The species is known to cause demodicosis following intense proliferation into the pilosebaceous glands which host the mite. Demodicosis is characterized by folliculitis, furunculosis, erythema, hyperpigmentation, alopecia, comedones, and a distinct unpleasant odor. While sarcoptic mange similarly involves the harmful infestation of parasitic mites, infestations of D. injai and other Demodex mites differ in that they are not considered contagious and also tend to be of greater severity. Historically, submerging a dog in motor oil was a common pseudoscientific treatment for demodicosis; however, this practice risks damage to the kidney and liver, while also failing to treat mange, and is therefore discouraged by veterinarians.

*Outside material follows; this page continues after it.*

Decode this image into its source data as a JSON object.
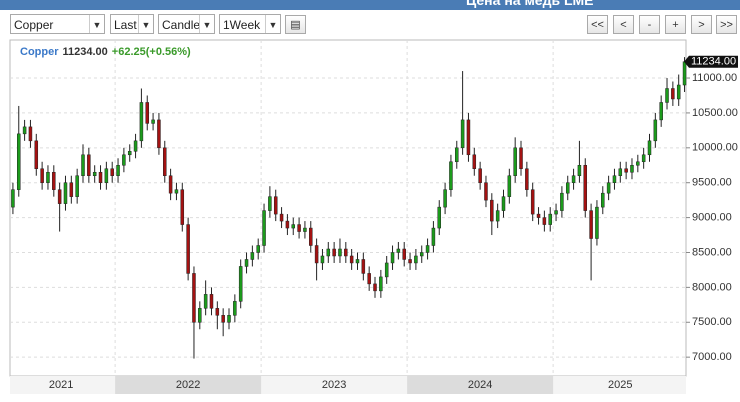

The related species, Demodex canis, is the primary cause of demodectic mange in canines. Demodicosis primarily driven by an infestation of D. injai differs significantly from the most prevalent form of demodicosis. D. injai is observed to infest older adults in a manner uncommonly seen with most instances of demodicosis. Infestations of D. injai are also distinguished by the presence of additional symptoms not typically associated with demodicosis. These include ulcers, hematic crusts (more commonly known as scabs), long-term bleeding, and extremely greasy fur as a result of seborrhea. In some cases, seborrhea-induced keratosis had fully adhered to the skin and fur. D. injai-caused demodicosis is more frequently comorbid with other skin conditions, such as atopic dermatitis. Despite these differences, infestations of D. injai can be treated the same as instances of demodicosis caused by D. canis.

Unlike other canine-infesting Demodex species, D. injai is observed to have a preference for specific breeds of dog; among specimens collected from domestic dogs, the species is particularly common among terriers. The association between D. injai and terriers has been observed since the earliest documentation of the mite. In terriers, the mite's presence is often localized in the dorsal trunk of the dog's body.

D. injai has a cosmopolitan distribution, with specimens being found inhabiting canines from the United States, Poland, Romania, and India.